Шакал уставился на Натана, и мальчик, опустив глаза, увидел, что ею лицо – дырки глаз, носа и рта яркими пятнами высветились на его собственной футболке. Эти светящиеся пятна словно пригвоздили его к полу полутемного зала.
Он не мог заставить себя снова поднять глаза на шакала. Натан знал: если он снова посмотрит вверх, если он откроет глаза, то заплачет и, наверное, не сможет остановиться. Поэтому он не смотрел. Он просто обхватил себя руками, дрожал и пытался притвориться, будто его здесь нет.
– Какой ты недобрый, маленький Натан, – сказал шакал Фонарь. Его низкому голосу вторило зловещее эхо, как будто он доносился не изо рта, но из самого пламени внутри его тыквенной головы.
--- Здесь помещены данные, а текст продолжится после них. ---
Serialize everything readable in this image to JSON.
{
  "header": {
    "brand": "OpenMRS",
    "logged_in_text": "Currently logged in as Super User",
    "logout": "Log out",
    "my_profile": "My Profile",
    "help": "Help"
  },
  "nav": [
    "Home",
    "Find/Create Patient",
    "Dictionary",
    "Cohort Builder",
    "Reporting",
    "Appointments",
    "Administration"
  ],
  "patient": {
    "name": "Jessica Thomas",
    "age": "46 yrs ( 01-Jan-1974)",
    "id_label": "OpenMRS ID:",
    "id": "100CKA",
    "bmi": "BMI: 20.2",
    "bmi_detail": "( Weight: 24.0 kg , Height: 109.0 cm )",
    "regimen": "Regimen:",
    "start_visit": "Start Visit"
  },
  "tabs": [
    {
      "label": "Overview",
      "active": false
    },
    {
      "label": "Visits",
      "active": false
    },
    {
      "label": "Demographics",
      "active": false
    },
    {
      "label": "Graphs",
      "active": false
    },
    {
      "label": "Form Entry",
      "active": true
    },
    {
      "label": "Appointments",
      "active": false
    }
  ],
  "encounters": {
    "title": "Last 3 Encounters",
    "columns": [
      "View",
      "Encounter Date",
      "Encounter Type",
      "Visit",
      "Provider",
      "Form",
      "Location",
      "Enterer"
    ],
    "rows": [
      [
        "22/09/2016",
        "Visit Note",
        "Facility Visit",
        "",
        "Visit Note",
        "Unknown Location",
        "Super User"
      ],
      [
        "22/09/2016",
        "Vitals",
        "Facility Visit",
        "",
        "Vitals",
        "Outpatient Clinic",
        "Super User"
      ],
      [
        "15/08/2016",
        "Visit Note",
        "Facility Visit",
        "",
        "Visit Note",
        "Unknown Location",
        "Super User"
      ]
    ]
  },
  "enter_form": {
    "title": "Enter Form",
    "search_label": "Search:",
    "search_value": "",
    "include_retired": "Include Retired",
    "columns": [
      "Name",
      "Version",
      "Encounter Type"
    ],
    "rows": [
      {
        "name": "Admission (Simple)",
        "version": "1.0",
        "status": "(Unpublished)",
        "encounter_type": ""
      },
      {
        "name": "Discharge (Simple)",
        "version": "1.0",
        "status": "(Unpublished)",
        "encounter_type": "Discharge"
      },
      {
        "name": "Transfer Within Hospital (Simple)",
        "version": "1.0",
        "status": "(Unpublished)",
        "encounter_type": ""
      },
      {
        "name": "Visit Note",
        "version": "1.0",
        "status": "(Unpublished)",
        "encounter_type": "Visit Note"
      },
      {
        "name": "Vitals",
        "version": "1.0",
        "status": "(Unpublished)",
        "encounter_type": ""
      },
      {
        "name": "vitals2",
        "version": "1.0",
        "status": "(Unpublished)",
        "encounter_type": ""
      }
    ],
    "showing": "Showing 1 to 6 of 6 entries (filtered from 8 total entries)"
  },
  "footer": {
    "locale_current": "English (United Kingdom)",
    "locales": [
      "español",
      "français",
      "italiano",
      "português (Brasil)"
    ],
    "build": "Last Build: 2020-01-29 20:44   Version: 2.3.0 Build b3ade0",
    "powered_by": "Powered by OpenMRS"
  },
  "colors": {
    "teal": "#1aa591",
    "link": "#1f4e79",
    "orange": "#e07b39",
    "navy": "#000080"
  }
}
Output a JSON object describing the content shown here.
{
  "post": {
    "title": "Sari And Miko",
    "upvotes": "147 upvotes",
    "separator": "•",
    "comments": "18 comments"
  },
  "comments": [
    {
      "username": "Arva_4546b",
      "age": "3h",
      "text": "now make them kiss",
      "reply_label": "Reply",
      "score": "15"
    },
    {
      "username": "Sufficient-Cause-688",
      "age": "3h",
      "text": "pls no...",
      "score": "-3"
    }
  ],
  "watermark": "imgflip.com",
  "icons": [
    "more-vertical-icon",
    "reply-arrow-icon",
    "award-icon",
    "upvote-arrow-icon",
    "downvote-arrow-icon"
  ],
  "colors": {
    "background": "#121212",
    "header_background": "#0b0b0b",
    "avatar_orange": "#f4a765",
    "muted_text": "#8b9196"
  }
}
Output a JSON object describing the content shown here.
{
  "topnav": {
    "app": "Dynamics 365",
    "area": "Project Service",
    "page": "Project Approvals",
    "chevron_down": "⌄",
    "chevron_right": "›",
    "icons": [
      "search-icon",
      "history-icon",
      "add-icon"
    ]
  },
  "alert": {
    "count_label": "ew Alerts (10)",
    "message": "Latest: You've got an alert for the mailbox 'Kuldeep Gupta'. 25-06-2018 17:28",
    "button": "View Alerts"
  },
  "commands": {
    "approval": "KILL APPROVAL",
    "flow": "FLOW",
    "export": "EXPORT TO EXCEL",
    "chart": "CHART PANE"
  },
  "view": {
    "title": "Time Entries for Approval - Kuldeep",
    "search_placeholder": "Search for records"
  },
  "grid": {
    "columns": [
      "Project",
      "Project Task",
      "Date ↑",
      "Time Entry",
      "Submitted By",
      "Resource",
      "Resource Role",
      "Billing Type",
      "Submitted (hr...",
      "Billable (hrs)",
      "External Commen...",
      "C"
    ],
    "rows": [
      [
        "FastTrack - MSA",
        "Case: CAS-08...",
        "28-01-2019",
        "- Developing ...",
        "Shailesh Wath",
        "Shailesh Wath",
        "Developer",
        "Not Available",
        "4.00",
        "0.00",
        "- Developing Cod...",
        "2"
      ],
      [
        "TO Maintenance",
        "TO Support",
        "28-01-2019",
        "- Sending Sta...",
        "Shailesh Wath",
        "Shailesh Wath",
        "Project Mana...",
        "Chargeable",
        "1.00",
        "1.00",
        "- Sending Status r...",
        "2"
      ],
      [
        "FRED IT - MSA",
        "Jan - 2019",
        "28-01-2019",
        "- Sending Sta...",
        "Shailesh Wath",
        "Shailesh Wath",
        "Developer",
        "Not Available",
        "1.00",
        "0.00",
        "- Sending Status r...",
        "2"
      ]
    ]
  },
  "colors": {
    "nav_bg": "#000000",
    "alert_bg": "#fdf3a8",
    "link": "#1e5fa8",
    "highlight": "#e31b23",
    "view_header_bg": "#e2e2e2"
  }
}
– Сестры Примат ничего тебе не сделали, малыш, а ты их обижаешь? – снова проговорил Фонарь.
Натан закусил губу. Потом еще раз повторил то, что уже говорил.
– Их не должно быть здесь, – сказал он. Потом добавил: – Папа рассказывал мне про них, но пока не написал о них ни в одной книжке.
При этих словах шакал Фонарь расхохотался, весело покачал головой, и по стенам заметались светящиеся двойники его лица.
– He будь ты ребенком, и притом слишком маленьким, чтобы отвечать за свою глупость, я съел бы твое дымящееся сердце на ужин, – безжалостно сказал Фонарь, потом в его голосе снова зазвучало веселье. – Но, разумеется, ужин уже накрыт, верно?
Натан застыл, решив, что Фонарь сейчас приблизится. Но он не приблизился. Вместо этого Фонарь махнул рукой в сторону одной из горилл, и она немедленно выбежала из комнаты.
– Всего остального тебе не понять, малыш, но вот что я тебе скажу. То, что твой идиот-папаша пишет в своих книжках, не имеет ничего общего с тем, что на самом деле происходит здесь.
Обезьяна, выбегавшая из комнаты, вернулась, и Натан с изумлением увидел, что она несет большую стопку книг. Это были книги его отца, экземпляры всех его книг об Обманном лесе. Он чуть не спросил, откуда они взялись здесь, в самом Обманном лесу. Но потом вспомнил, что он-то тоже здесь. А Ворчун украл из дома кое-какую его одежду и принес ее сюда.
По кивку шакала Фонаря горилла свалила книги в кучу перед камином. Старина Шак, как звали его некоторые из них, опустился на четыре лапы и прошествовал к груде книг. Его голова-тыква висела в точности так, как висела бы голова у любой собаки, но там, где у собаки должен был быть высунутый, свисающий, болтающийся язык, виднелся лишь отблеск оранжевого света от пламени внутри его головы.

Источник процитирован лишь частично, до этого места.